The Mad City Marathon is six months from today, and after a few weeks of sporadic running and regular cross-training, my official training program starts today. My left knee is still a little sore from the non-official-training-plan 8-mile run I did yesterday morning, but Mondays are cross-training days anyway.

The first order(s) of business are to build an aerobic base and drop weight. In the last month and a half, I've dropped from 182 to ~175, but according to Frank Horwill, I need to keep going to reach an ideal distance-running weight.
No man six feet tall and weighing 176lbs (79.8kg) will ever win the London Marathon, and it is unlikely that a woman five feet six inches in height and weighing 130lbs (58.9kg) will ever do so either. Why? To answer this we must consult Dr Stillman's height/weight ratio table. He fixes the non-active man's average weight for height with a simple formula. He allocates 110lbs (56.2kg) for the first five feet (1.524m) in height and 5 1/2lbs (2.296kg) for every inch (0.025m) thereafter. He is harsher with women, giving them 100lbs (45.3kg) for the first five feet and 5lbs (2.268kg) for every inch above this.

Having established the average, he then speculates on the ideal weight for athletic performance, as follows:
-Sprinters (100-400m): 2½ per cent lighter than average (6ft/176lbs - 2½% = 4lbs)
-Hurdlers (100-400m): 6 per cent lighter (or 9lbs)
-Middle-distance runners (800m - 10K): 12 per cent lighter (or 19lbs)
-Long-distance runners (10 miles onwards): 15 per cent lighter (or 25½lbs)

At 6'2", I get to add 77 lbs to my 5' base, for a non-active average-person baseline weight of 187 lbs. Subtracting 15% to get to the long-distance ideal puts me at 158.95, which is 16 lbs less than what I weighed this morning. Cycling has made my quads and calves bigger than most runners', and I don't want to lose those, so I think 159 is unrealistically low. 165, though, is not only do-able, but not so low that it seems unreachable.

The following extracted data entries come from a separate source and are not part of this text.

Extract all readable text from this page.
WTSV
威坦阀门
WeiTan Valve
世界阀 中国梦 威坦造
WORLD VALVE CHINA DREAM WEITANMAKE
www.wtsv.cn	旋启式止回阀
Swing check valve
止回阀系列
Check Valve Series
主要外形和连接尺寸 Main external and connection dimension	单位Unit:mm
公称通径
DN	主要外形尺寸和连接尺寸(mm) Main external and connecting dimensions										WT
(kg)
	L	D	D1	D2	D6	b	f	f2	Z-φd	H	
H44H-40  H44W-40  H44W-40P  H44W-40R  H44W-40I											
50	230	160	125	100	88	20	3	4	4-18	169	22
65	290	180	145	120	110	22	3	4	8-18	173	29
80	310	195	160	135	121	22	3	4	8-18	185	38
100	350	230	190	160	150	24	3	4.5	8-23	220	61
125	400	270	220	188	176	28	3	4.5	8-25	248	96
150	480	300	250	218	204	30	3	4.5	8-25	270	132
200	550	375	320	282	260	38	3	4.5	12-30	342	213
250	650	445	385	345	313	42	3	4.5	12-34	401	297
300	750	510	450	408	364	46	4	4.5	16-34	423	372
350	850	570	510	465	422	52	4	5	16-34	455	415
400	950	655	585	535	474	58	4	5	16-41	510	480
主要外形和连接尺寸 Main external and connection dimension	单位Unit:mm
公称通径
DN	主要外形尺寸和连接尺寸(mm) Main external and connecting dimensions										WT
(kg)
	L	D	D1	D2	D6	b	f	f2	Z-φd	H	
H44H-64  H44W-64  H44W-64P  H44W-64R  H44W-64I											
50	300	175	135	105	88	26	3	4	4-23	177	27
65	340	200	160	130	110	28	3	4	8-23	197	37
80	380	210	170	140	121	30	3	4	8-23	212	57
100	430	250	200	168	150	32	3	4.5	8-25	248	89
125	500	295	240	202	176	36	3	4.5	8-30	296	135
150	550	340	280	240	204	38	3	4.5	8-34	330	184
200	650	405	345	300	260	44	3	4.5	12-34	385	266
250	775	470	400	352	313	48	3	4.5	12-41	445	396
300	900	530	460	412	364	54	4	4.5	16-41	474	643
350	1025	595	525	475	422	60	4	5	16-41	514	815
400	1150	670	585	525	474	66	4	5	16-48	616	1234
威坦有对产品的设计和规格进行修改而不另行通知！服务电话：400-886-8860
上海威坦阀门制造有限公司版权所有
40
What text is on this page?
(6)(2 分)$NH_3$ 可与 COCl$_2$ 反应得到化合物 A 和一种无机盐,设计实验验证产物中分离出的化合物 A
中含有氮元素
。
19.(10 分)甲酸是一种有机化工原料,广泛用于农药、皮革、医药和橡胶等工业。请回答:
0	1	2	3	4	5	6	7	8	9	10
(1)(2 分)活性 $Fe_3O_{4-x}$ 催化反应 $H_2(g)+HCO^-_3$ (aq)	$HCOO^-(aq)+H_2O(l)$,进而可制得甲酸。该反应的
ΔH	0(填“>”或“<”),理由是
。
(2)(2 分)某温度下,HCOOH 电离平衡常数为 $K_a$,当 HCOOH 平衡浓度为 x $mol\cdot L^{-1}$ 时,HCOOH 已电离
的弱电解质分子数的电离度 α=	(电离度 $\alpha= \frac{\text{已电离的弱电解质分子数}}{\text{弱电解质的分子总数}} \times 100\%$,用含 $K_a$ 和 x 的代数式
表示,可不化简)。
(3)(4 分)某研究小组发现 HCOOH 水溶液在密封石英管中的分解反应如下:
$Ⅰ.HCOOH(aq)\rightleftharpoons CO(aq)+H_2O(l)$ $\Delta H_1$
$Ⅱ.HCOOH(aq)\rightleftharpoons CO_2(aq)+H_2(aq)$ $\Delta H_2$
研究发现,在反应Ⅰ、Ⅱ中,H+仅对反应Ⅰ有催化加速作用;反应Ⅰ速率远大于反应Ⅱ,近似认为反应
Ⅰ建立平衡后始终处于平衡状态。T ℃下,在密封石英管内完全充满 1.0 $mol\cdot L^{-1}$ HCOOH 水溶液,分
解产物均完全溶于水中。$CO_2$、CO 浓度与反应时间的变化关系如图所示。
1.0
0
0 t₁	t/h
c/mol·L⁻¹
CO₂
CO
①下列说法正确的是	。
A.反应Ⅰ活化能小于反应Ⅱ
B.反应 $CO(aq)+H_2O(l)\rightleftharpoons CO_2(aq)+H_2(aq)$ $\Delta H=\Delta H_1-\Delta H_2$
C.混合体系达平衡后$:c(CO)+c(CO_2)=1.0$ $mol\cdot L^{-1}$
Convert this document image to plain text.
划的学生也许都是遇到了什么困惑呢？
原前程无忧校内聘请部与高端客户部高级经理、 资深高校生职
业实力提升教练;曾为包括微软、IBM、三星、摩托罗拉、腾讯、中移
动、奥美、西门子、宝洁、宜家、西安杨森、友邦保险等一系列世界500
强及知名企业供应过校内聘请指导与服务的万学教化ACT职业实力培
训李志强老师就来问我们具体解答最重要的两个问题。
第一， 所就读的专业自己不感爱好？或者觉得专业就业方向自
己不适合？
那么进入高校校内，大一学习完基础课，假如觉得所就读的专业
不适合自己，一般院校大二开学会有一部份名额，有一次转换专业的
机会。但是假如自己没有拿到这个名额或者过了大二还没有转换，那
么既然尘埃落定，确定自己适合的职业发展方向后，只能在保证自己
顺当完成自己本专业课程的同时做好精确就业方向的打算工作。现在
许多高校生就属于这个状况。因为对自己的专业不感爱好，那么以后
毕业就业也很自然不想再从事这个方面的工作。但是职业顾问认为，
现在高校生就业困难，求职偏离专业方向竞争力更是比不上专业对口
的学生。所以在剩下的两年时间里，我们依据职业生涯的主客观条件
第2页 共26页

Some of that will come off by putting my shoes on the road regularly, but it's going to take diet discipline too. Don't buy me any donuts, rolls, or pastries, and give me a stern look if you see me drinking anything but green tea in a coffee shop cup. You should also look at me with a furrowed, disapproving brow if you see me eating cheese. Or gravy.